Wow! Thanks for mentioning my comments! I didn't realize this was written until now or I would have said something sooner. I think music critics have a harder job than most musicians. When you play music everyone is overly nice to your face then just slags you in a comment section on the internet. It's easy to ignore.

If you're a journalists people have a hard time connecting your writing to the fact that you are a person expressing an opinion and it's not a rule meant to be forced upon everyone, just a point of view. Musicians should thank journalists for their time and talent put towards a favorable band review - and a review that is not so pleasant, well, just don't say anything. Being publicly vengeful won't help anyone. If you play live music, you know the name of the game, and that is; it's 90% made up of stranger's opinions of what you are creating and getting mad about that is like going to a walk in clinic and angrily ranting that you don't like sitting in chairs made of bus seats from the 70's and reading copies of People magazine from 1997. You knew what you were in for before you walked in and did it anyways. The very likely possibility of the general public hating your music was always a very prominent conclusion. If that wasn't true then band cages to deflect bottles in dive bars would have never been made and widely purchased.

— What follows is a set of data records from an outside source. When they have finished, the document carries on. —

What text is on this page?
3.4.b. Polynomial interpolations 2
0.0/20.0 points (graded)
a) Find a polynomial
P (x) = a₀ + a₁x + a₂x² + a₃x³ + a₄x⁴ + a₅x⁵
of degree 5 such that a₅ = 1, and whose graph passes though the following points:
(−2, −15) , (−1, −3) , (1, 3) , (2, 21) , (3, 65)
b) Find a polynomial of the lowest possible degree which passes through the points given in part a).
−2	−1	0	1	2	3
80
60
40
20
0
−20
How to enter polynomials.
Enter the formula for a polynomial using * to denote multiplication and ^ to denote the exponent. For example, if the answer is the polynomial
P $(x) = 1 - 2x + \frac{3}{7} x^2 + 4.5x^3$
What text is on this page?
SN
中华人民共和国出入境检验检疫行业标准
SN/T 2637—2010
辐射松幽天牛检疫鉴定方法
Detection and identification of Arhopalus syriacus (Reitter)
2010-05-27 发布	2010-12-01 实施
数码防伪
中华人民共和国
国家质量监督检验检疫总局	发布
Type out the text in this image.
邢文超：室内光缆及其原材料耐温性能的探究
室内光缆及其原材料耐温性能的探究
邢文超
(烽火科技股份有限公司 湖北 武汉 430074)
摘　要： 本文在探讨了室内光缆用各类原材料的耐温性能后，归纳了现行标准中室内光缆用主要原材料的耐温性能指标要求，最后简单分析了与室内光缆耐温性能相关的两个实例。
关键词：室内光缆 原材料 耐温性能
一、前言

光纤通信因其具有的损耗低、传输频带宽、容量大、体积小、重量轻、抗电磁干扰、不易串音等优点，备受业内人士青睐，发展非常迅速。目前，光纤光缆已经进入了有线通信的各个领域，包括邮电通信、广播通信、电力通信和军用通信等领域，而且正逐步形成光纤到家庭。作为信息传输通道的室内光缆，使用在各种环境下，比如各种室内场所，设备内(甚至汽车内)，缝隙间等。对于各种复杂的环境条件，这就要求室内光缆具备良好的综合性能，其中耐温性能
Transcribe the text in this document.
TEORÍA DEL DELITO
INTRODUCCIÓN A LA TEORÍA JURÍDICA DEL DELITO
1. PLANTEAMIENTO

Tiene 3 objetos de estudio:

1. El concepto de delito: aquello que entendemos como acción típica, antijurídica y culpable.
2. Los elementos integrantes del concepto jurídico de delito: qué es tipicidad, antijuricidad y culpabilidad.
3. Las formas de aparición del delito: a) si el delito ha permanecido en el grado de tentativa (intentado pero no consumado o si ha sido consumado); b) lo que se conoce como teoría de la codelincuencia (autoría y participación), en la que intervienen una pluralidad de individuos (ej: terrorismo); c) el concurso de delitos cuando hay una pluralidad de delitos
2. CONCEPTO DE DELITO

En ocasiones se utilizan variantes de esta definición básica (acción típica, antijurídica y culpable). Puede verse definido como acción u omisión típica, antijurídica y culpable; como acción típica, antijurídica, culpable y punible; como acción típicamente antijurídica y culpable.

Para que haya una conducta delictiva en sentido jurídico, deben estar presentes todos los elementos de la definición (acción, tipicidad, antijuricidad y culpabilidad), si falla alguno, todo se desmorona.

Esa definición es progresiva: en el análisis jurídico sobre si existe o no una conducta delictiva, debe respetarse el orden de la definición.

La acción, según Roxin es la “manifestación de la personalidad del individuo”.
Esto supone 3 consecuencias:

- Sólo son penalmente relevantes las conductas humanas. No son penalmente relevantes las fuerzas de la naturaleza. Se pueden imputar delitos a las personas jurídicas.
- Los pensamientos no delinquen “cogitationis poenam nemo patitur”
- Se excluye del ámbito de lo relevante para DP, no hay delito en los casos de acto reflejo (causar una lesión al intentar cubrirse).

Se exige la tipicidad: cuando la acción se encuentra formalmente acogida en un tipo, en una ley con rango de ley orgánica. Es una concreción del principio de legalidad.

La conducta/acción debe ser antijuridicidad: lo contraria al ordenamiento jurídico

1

It's rough being a music critic. Especially, one hired to criticize a profession they don't actually do. But it's important. Because your friend will always tell you you're fucking great when you may actually sound like a llama giving birth. But a stranger who's a journalist will tell you the truth and let you know why they have those opinions. Be thankful that stranger can say it eloquently instead of just making you into a shitty meme.

So, again, I thank you for your opinions. They are important for everyone playing music and listening to music.